To gain a better understanding of the complex relationships that exist within the financial system and how these can originate the occurrence of systemic events, system risk modelling is employed. Systemic risk models can be partitioned into two main categories; bottom-up and top-down approaches. Bottom-up approaches are typically based on a network representation of the financial system where nodes represent financial institutions and directed edges, which connect the nodes, represent the bilateral exposures arising from contractual obligations between counterparties. The network approach allows for the characterization of payments made by financial institutions, and thus allows one to quantify the amount of losses caused by the partial repayments of defaulted institutions. Moreover, the network structure can be used to study the stability of the financial system, along with the impact of structural policies aimed at improving financial resilience.

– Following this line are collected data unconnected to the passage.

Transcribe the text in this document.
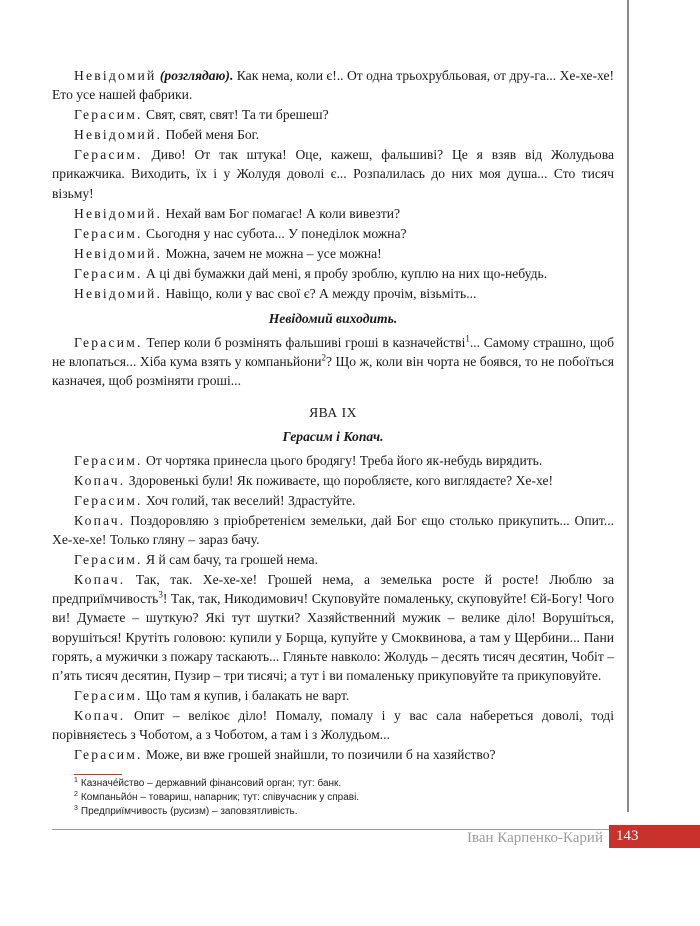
Невідомий (розглядаю). Как нема, коли є!.. От одна трьохрубльовая, от дру-га... Хе-хе-хе! Ето усе нашей фабрики.

Герасим. Свят, свят, свят! Та ти брешеш?

Невідомий. Побей меня Бог.

Герасим. Диво! От так штука! Оце, кажеш, фальшиві? Це я взяв від Жолудьова прикажчика. Виходить, їх і у Жолудя доволі є... Розпалилась до них моя душа... Сто тисяч візьму!

Невідомий. Нехай вам Бог помагає! А коли вивезти?

Герасим. Сьогодня у нас субота... У понеділок можна?

Невідомий. Можна, зачем не можна – усе можна!

Герасим. А ці дві бумажки дай мені, я пробу зроблю, куплю на них що-небудь.

Невідомий. Навіщо, коли у вас свої є? А между прочім, візьміть...

Невідомий виходить.

Герасим. Тепер коли б розмінять фальшиві гроші в казначействі$^1$... Самому страшно, щоб не влопаться... Хіба кума взять у компаньйони$^2$? Що ж, коли він чорта не боявся, то не побоїться казначея, щоб розміняти гроші...

ЯВА IX

Герасим і Копач.

Герасим. От чортяка принесла цього бродягу! Треба його як-небудь вирядить.

Копач. Здоровенькі були! Як поживаєте, що поробляєте, кого виглядаєте? Хе-хе!

Герасим. Хоч голий, так веселий! Здрастуйте.

Копач. Поздоровляю з пріобретенієм земельки, дай Бог єщо столько прикупить... Опит... Хе-хе-хе! Только гляну – зараз бачу.

Герасим. Я й сам бачу, та грошей нема.

Копач. Так, так. Хе-хе-хе! Грошей нема, а земелька росте й росте! Люблю за предприїмчивость$^3$! Так, так, Никодимович! Скуповуйте помаленьку, скуповуйте! Єй-Богу! Чого ви! Думаєте – шуткую? Які тут шутки? Хазяйственний мужик – велике діло! Ворушіться, ворушіться! Крутіть головою: купили у Борща, купуйте у Смоквинова, а там у Щербини... Пани горять, а мужички з пожару таскають... Гляньте навколо: Жолудь – десять тисяч десятин, Чобіт – п’ять тисяч десятин, Пузир – три тисячі; а тут і ви помаленьку прикуповуйте та прикуповуйте.

Герасим. Що там я купив, і балакать не варт.

Копач. Опит – велікоє діло! Помалу, помалу і у вас сала набереться доволі, тоді порівняєтесь з Чоботом, а з Чоботом, а там і з Жолудьом...

Герасим. Може, ви вже грошей знайшли, то позичили б на хазяйство?

$^1$ Казначе́йство – державний фінансовий орган; тут: банк.
$^2$ Компаньйо́н – товариш, напарник; тут: співучасник у справі.
$^3$ Предприїмчивость (русизм) – заповзятливість.
Іван Карпенко-Карий 143
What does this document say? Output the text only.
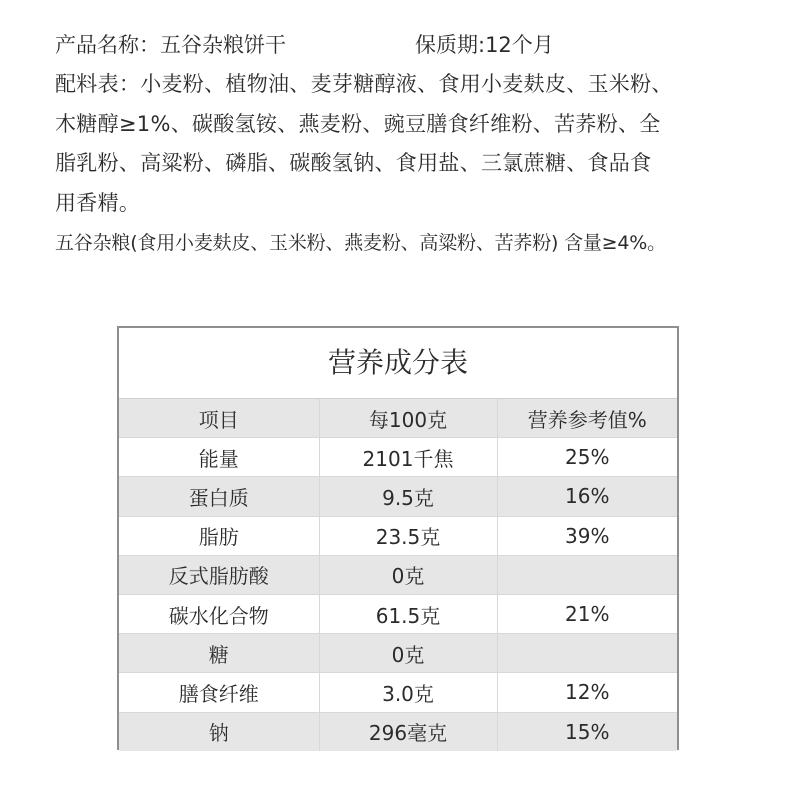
产品名称：五谷杂粮饼干	保质期:12个月

配料表：小麦粉、植物油、麦芽糖醇液、食用小麦麸皮、玉米粉、
木糖醇≥1%、碳酸氢铵、燕麦粉、豌豆膳食纤维粉、苦荞粉、全
脂乳粉、高粱粉、磷脂、碳酸氢钠、食用盐、三氯蔗糖、食品食
用香精。

五谷杂粮(食用小麦麸皮、玉米粉、燕麦粉、高粱粉、苦荞粉) 含量≥4%。

营养成分表
项目	每100克	营养参考值%
能量	2101千焦	25%
蛋白质	9.5克	16%
脂肪	23.5克	39%
反式脂肪酸	0克	
碳水化合物	61.5克	21%
糖	0克	
膳食纤维	3.0克	12%
钠	296毫克	15%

Top down approaches aim at assessing the level of distress in the economy. Rather than modeling the microscopic interactions between the components of the financial system, they construct systemic risk measures to quantify the overall distress. These methods are usually designed to capture tail comovements of firms’ balance sheets as well as the resulting negative spill-overs to the real economy. The risk is then allocated to each financial institution based on its contribution to the aggregate risk.


Concerns about the onset and propagation of systemic risk have prompted regulatory authorities to design both macroprudential and resolution-driven policies. An important policy proposed in response to the great depression was the conservation and countercyclical capital buffer policy. This ensures that banks build up capital buffers during periods of booms and use them in periods of distress when losses are likely to be generated. This countercyclical policy guarantees that, in downturns, the risk that the supply of credit is constrained by regulatory capital requirements is reduced. The most significant policy regulating financial trading in over-the counter markets is the mandate of a centralized trading structure. This policy requires that standardized contracts are traded via a central entity, the clearinghouse, which is responsible for setting collateral requirements of trading parties so as to reduce losses arising from counterparty failures. Such a policy has been mandated by the European Market Infrastructure Regulation (EMIR) and the Dodd-Frank Wall Street Reform and Consumer Protection Act in the United States.


An impediment to systemic risk analysis is the lack of a comprehensive dataset for the analysis of macro-financial linkages. Several efforts promoting data sharing, retrieval, and distribution have been initiated to help relieve this obstacle. These efforts include the G20 Data Gaps Initiative, which recommends the collection of consistent bank level data for enhancing existing sets of aggregate statistics, and the Office of Financial Research, established as a department within the U.S. Treasury and tasked with the collection and analysis of financial data.

“Systemic Risk Analysis research is a topic of great interest to practitioners and policy makers alike. Not only is it helping to shape the future of the financial services industry, but it is also informing the design of future regulations. In his recent tutorial, A. Capponi provides an in depth review of the main modeling approaches and techniques for systemic risk analysis. In addition, he discusses relevant policies that are targeted at preventing and mitigating systemic risk and introduces some of the obstacles that are currently hampering this research field.”